I looked up the answer for this online but couldn't find one that was satisfactory and used the hint provided. Here's the question
Let $h(z)$ be a continuous complex-valued function on the unit interval $[0,1]$, and consider $$H(z) = \int_0^1 \frac{ h(t)}{t - z} dt.$$ Where is $H(z)$ defined? Where is $H(z)$ continuous? Justify your answer. Hint: Use the fact that if $|f(t) - g(t)| < \epsilon$ for $0 \leq t \leq 1$, then $\int_0^1 |f(t) - g(t)| dt < \epsilon$.

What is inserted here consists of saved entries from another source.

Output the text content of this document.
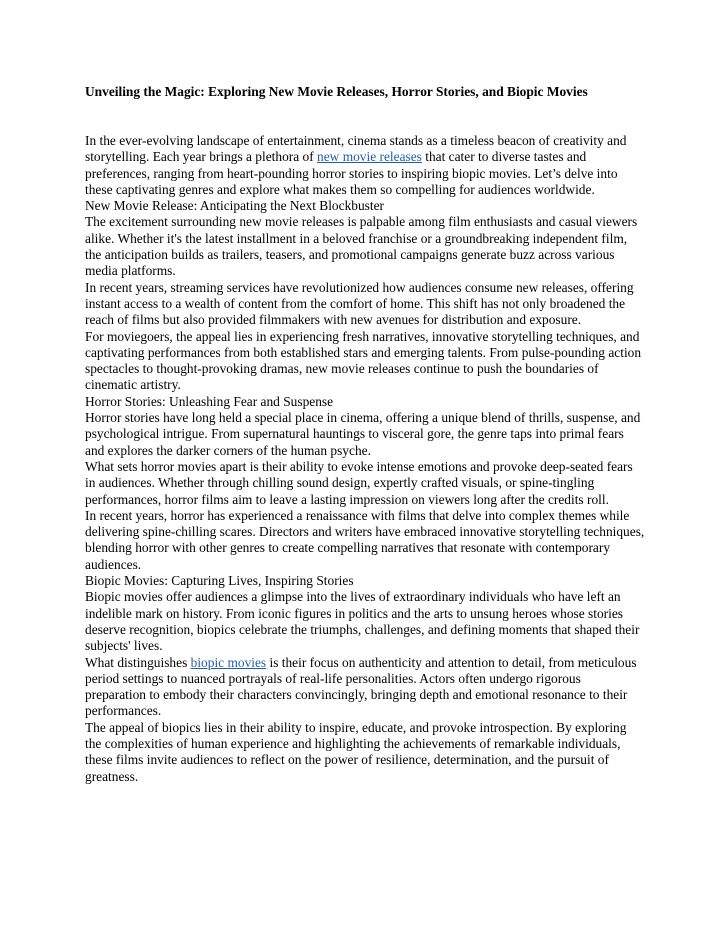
Unveiling the Magic: Exploring New Movie Releases, Horror Stories, and Biopic Movies

In the ever-evolving landscape of entertainment, cinema stands as a timeless beacon of creativity and storytelling. Each year brings a plethora of new movie releases that cater to diverse tastes and preferences, ranging from heart-pounding horror stories to inspiring biopic movies. Let’s delve into these captivating genres and explore what makes them so compelling for audiences worldwide.

New Movie Release: Anticipating the Next Blockbuster

The excitement surrounding new movie releases is palpable among film enthusiasts and casual viewers alike. Whether it's the latest installment in a beloved franchise or a groundbreaking independent film, the anticipation builds as trailers, teasers, and promotional campaigns generate buzz across various media platforms.

In recent years, streaming services have revolutionized how audiences consume new releases, offering instant access to a wealth of content from the comfort of home. This shift has not only broadened the reach of films but also provided filmmakers with new avenues for distribution and exposure.

For moviegoers, the appeal lies in experiencing fresh narratives, innovative storytelling techniques, and captivating performances from both established stars and emerging talents. From pulse-pounding action spectacles to thought-provoking dramas, new movie releases continue to push the boundaries of cinematic artistry.

Horror Stories: Unleashing Fear and Suspense

Horror stories have long held a special place in cinema, offering a unique blend of thrills, suspense, and psychological intrigue. From supernatural hauntings to visceral gore, the genre taps into primal fears and explores the darker corners of the human psyche.

What sets horror movies apart is their ability to evoke intense emotions and provoke deep-seated fears in audiences. Whether through chilling sound design, expertly crafted visuals, or spine-tingling performances, horror films aim to leave a lasting impression on viewers long after the credits roll.

In recent years, horror has experienced a renaissance with films that delve into complex themes while delivering spine-chilling scares. Directors and writers have embraced innovative storytelling techniques, blending horror with other genres to create compelling narratives that resonate with contemporary audiences.

Biopic Movies: Capturing Lives, Inspiring Stories

Biopic movies offer audiences a glimpse into the lives of extraordinary individuals who have left an indelible mark on history. From iconic figures in politics and the arts to unsung heroes whose stories deserve recognition, biopics celebrate the triumphs, challenges, and defining moments that shaped their subjects' lives.

What distinguishes biopic movies is their focus on authenticity and attention to detail, from meticulous period settings to nuanced portrayals of real-life personalities. Actors often undergo rigorous preparation to embody their characters convincingly, bringing depth and emotional resonance to their performances.

The appeal of biopics lies in their ability to inspire, educate, and provoke introspection. By exploring the complexities of human experience and highlighting the achievements of remarkable individuals, these films invite audiences to reflect on the power of resilience, determination, and the pursuit of greatness.
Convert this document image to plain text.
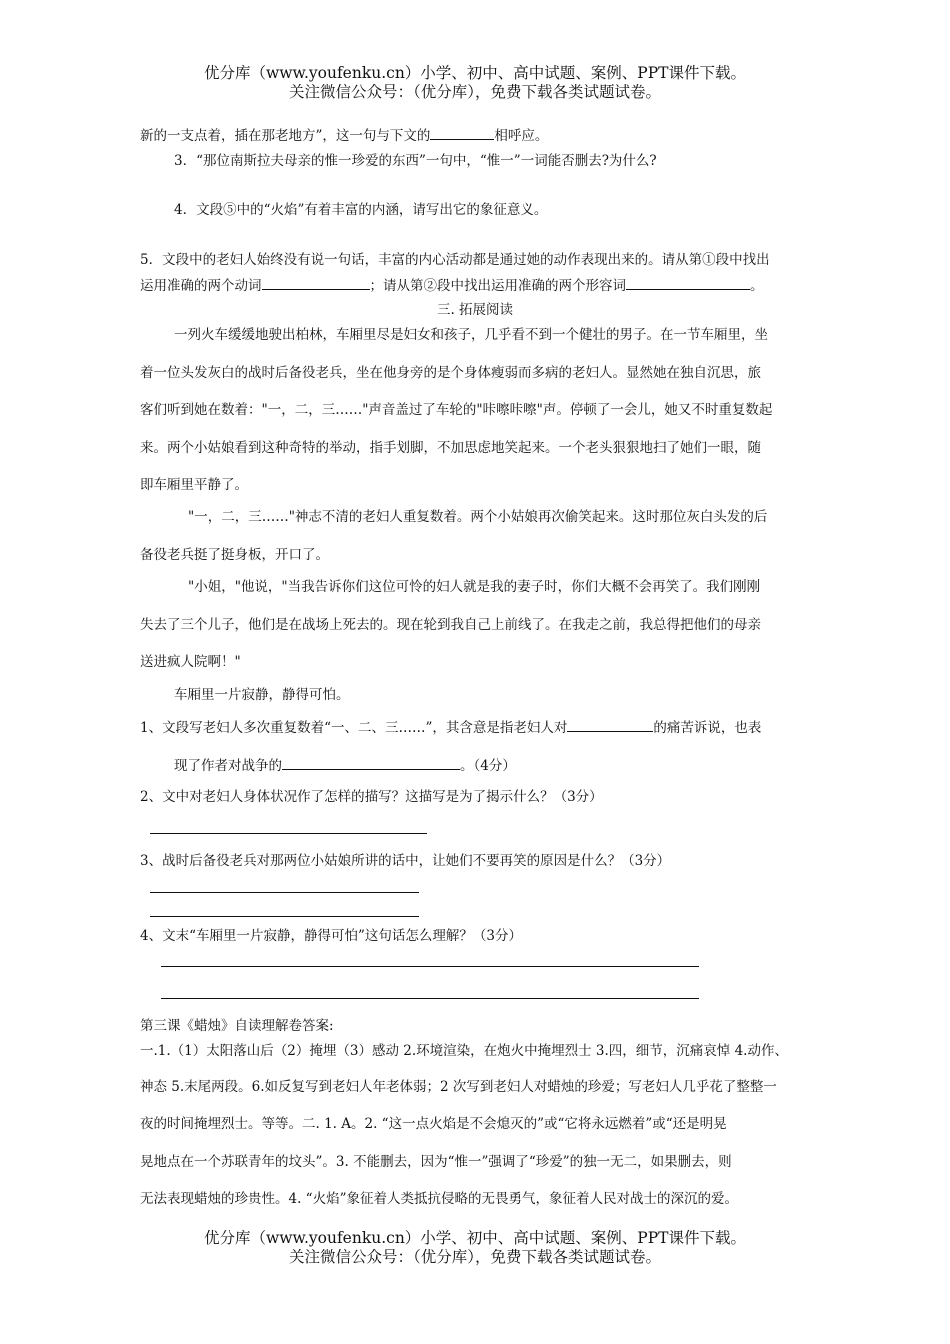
优分库（www.youfenku.cn）小学、初中、高中试题、案例、PPT课件下载。
关注微信公众号：（优分库），免费下载各类试题试卷。
新的一支点着，插在那老地方”，这一句与下文的	相呼应。
3．“那位南斯拉夫母亲的惟一珍爱的东西”一句中，“惟一”一词能否删去?为什么?
4．文段⑤中的“火焰”有着丰富的内涵，请写出它的象征意义。
5．文段中的老妇人始终没有说一句话，丰富的内心活动都是通过她的动作表现出来的。请从第①段中找出
运用准确的两个动词	；请从第②段中找出运用准确的两个形容词	。
三. 拓展阅读
一列火车缓缓地驶出柏林，车厢里尽是妇女和孩子，几乎看不到一个健壮的男子。在一节车厢里，坐
着一位头发灰白的战时后备役老兵，坐在他身旁的是个身体瘦弱而多病的老妇人。显然她在独自沉思，旅
客们听到她在数着："一，二，三……"声音盖过了车轮的"咔嚓咔嚓"声。停顿了一会儿，她又不时重复数起
来。两个小姑娘看到这种奇特的举动，指手划脚，不加思虑地笑起来。一个老头狠狠地扫了她们一眼，随
即车厢里平静了。
"一，二，三……"神志不清的老妇人重复数着。两个小姑娘再次偷笑起来。这时那位灰白头发的后
备役老兵挺了挺身板，开口了。
"小姐，"他说，"当我告诉你们这位可怜的妇人就是我的妻子时，你们大概不会再笑了。我们刚刚
失去了三个儿子，他们是在战场上死去的。现在轮到我自己上前线了。在我走之前，我总得把他们的母亲
送进疯人院啊！"
车厢里一片寂静，静得可怕。
1、文段写老妇人多次重复数着“一、二、三……”，其含意是指老妇人对	的痛苦诉说，也表
现了作者对战争的	。（4分）
2、文中对老妇人身体状况作了怎样的描写？这描写是为了揭示什么？（3分）
3、战时后备役老兵对那两位小姑娘所讲的话中，让她们不要再笑的原因是什么？（3分）
4、文末“车厢里一片寂静，静得可怕”这句话怎么理解？（3分）
第三课《蜡烛》自读理解卷答案:
一.1.（1）太阳落山后（2）掩埋（3）感动 2.环境渲染，在炮火中掩埋烈士 3.四，细节，沉痛哀悼 4.动作、
神态 5.末尾两段。6.如反复写到老妇人年老体弱；2 次写到老妇人对蜡烛的珍爱；写老妇人几乎花了整整一
夜的时间掩埋烈士。等等。二. 1. A。2. “这一点火焰是不会熄灭的”或“它将永远燃着”或“还是明晃
晃地点在一个苏联青年的坟头”。3. 不能删去，因为“惟一”强调了“珍爱”的独一无二，如果删去，则
无法表现蜡烛的珍贵性。4. “火焰”象征着人类抵抗侵略的无畏勇气，象征着人民对战士的深沉的爱。
优分库（www.youfenku.cn）小学、初中、高中试题、案例、PPT课件下载。
关注微信公众号：（优分库），免费下载各类试题试卷。
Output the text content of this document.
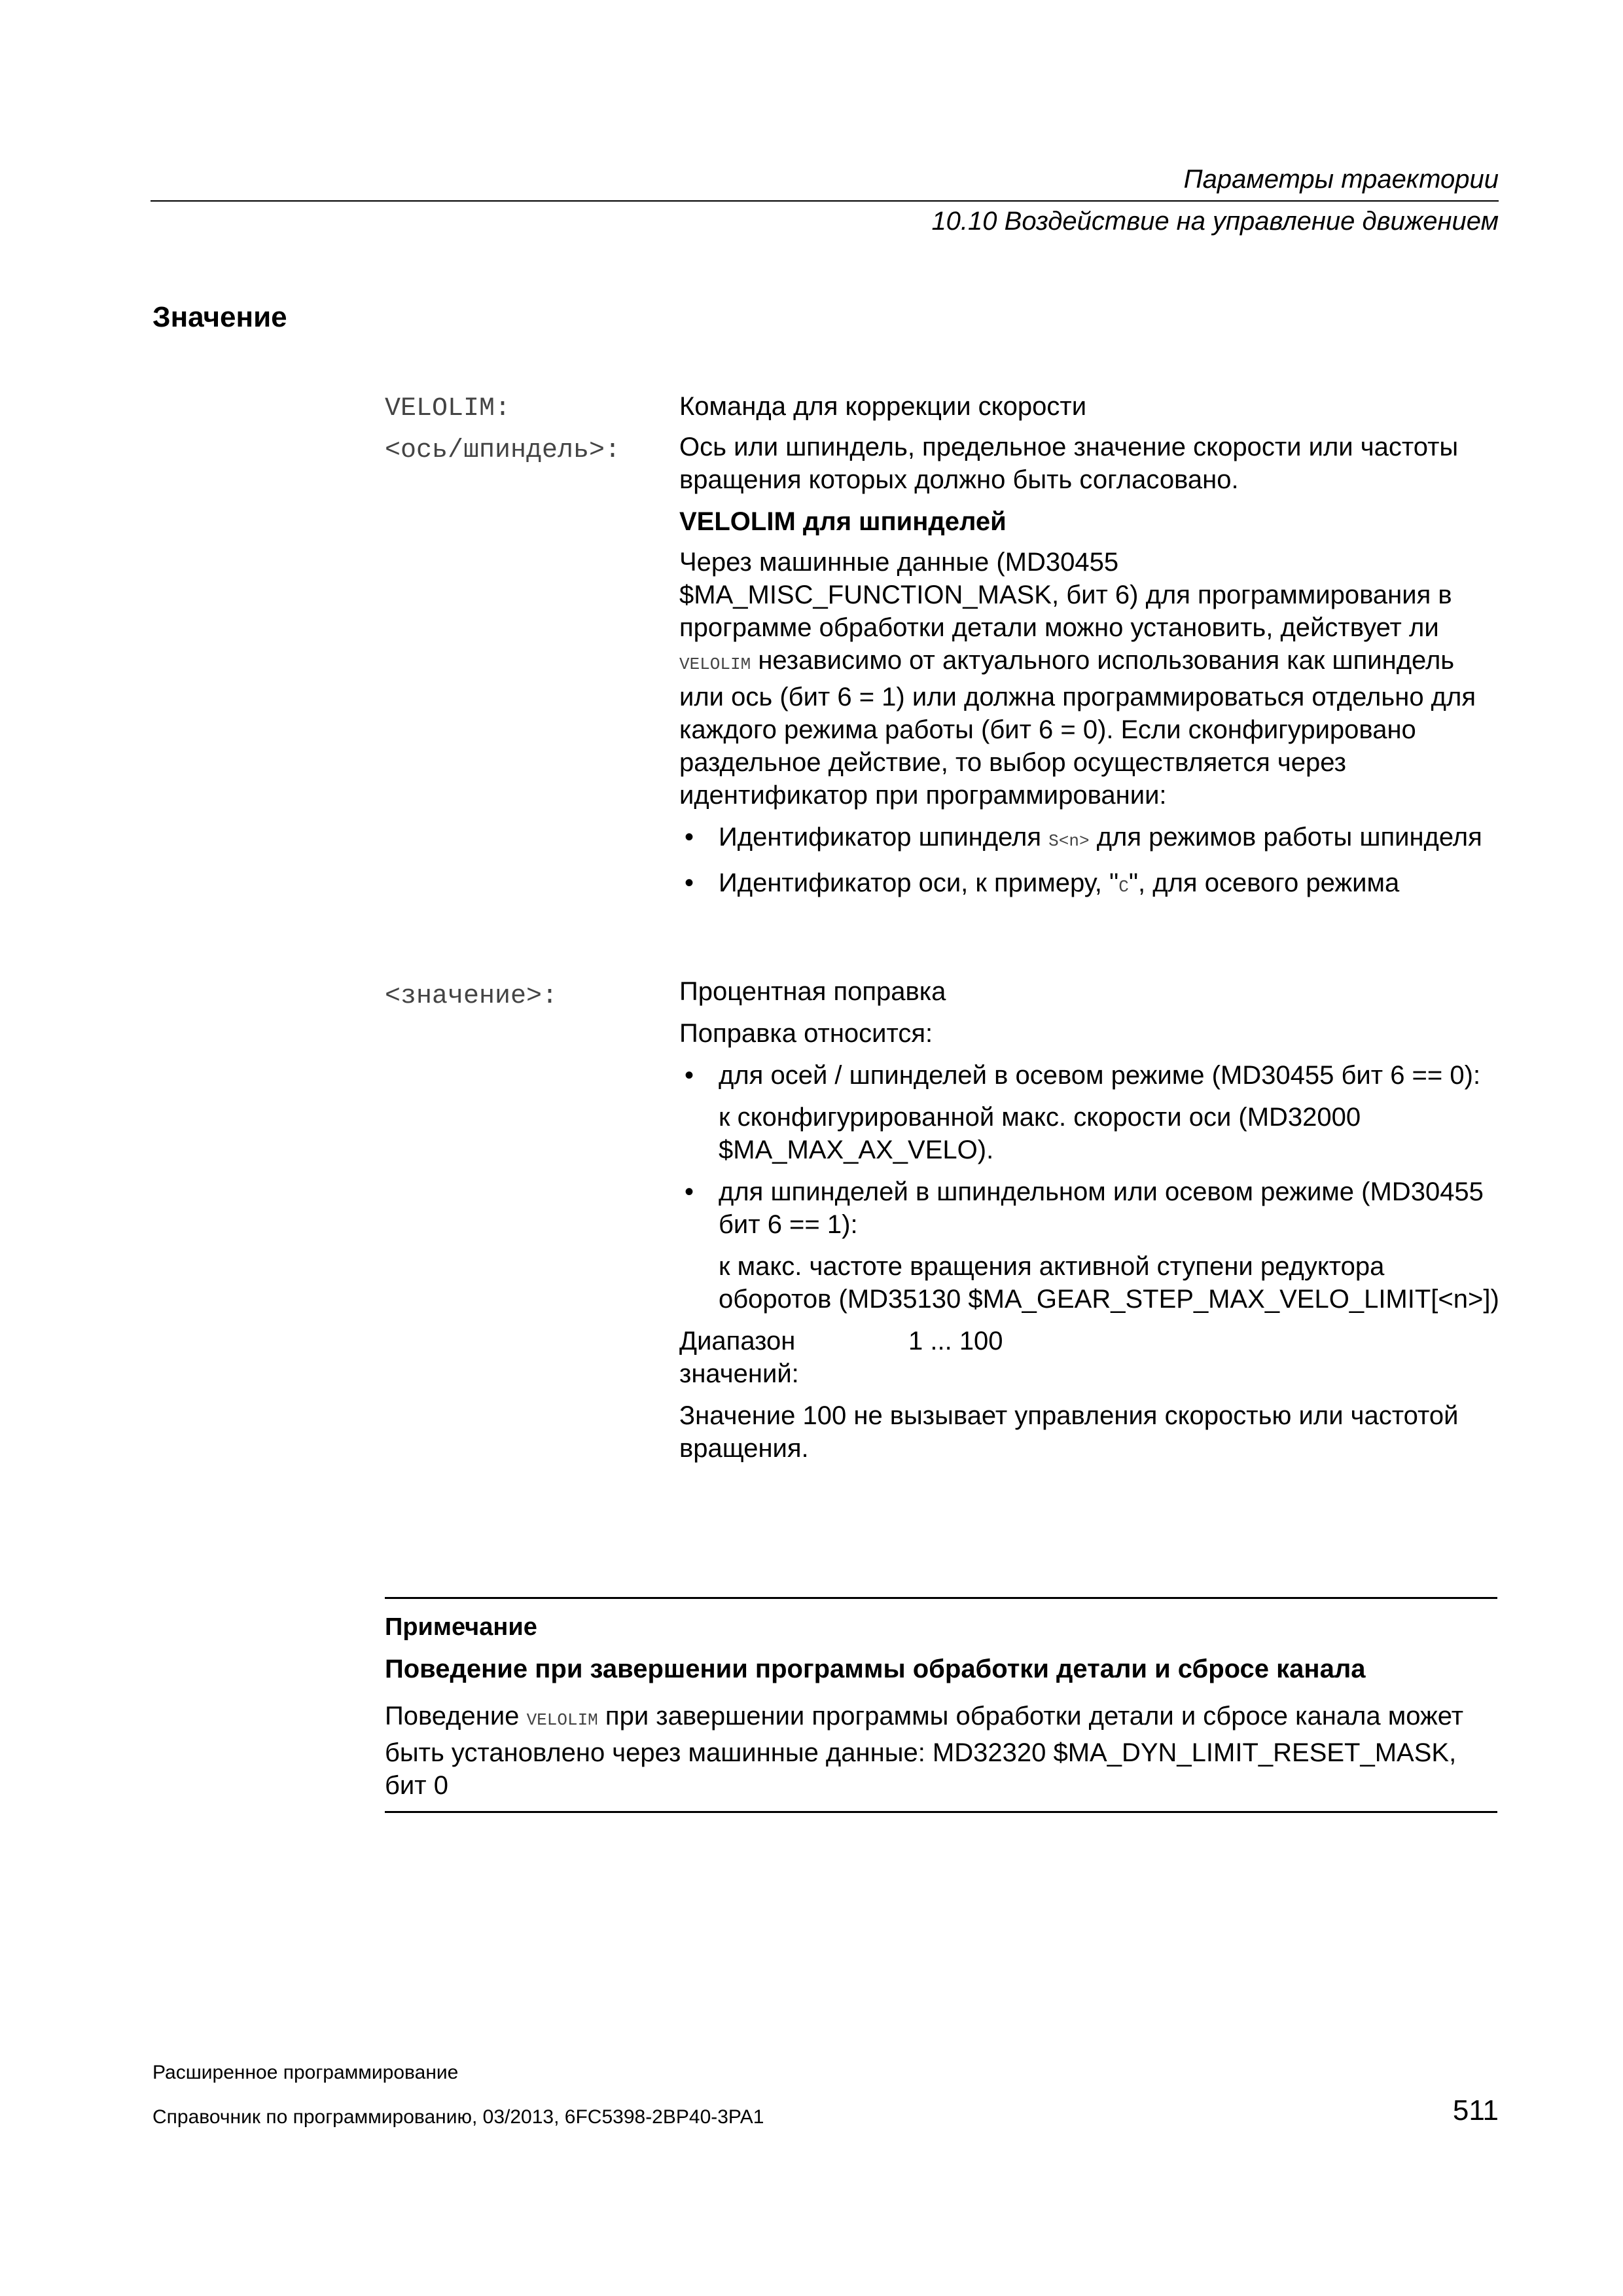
Параметры траектории
10.10 Воздействие на управление движением
Значение
VELOLIM:	Команда для коррекции скорости

<ось/шпиндель>: Ось или шпиндель, предельное значение скорости или частоты вращения которых должно быть согласовано.

VELOLIM для шпинделей

Через машинные данные (MD30455 $MA_MISC_FUNCTION_MASK, бит 6) для программирования в программе обработки детали можно установить, действует ли VELOLIM независимо от актуального использования как шпиндель или ось (бит 6 = 1) или должна программироваться отдельно для каждого режима работы (бит 6 = 0). Если сконфигурировано раздельное действие, то выбор осуществляется через идентификатор при программировании:

• Идентификатор шпинделя S<n> для режимов работы шпинделя
• Идентификатор оси, к примеру, "C", для осевого режима
<значение>:	Процентная поправка

Поправка относится:

• для осей / шпинделей в осевом режиме (MD30455 бит 6 == 0):

к сконфигурированной макс. скорости оси (MD32000 $MA_MAX_AX_VELO).

• для шпинделей в шпиндельном или осевом режиме (MD30455 бит 6 == 1):

к макс. частоте вращения активной ступени редуктора оборотов (MD35130 $MA_GEAR_STEP_MAX_VELO_LIMIT[<n>])

Диапазон значений:
1 ... 100

Значение 100 не вызывает управления скоростью или частотой вращения.

Примечание

Поведение при завершении программы обработки детали и сбросе канала

Поведение VELOLIM при завершении программы обработки детали и сбросе канала может быть установлено через машинные данные: MD32320 $MA_DYN_LIMIT_RESET_MASK, бит 0

Расширенное программирование
Справочник по программированию, 03/2013, 6FC5398-2BP40-3PA1	511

I realize that $H(z)$ should be defined and continuous for any $z \notin [0,1]$, but I'm not sure how to formally prove it. Thanks
We estimate $$ |H(z+\eta)-H(z)|=\left |\int_0^1 h(t)\frac{\eta}{(t-z-\eta)(t-z)}\mathrm dt \right|\\ \leq |\eta|M\int_0^1 \frac{1}{|(t-z-\eta)(t-z)|}\mathrm dt $$ where $M=\sup_{t\in [0,1]}|h(t)|$, finite by the extreme value theorem.
Now, fix $z\in \mathbb{C}\setminus [0,1]$. Then, define $$ f:[0,1]\to \mathbb{R}\\ x\mapsto |x-z| $$ a continuous function on a compact set, and thus achives it's minimum, call it $\delta>0$. Now, picking $|\eta|<\delta/2$ we get $$ |t-z-\eta|\geq ||t-z|-|\eta||=|t-z|-|\eta|\geq \delta/2 $$ then using the fact in the hint and that our estimates hold for any $t\in[0,1]$ we have $$ |H(z+\eta)-H(z)|\leq |\eta|M\frac{1}{\delta(\delta/2)} $$ Now it is clear that picking $|\eta|<\delta_*=\min\left\{ \frac{2\epsilon}{M\delta^2},\delta/2\right\}$ suffices to meet any $\epsilon$ challenge.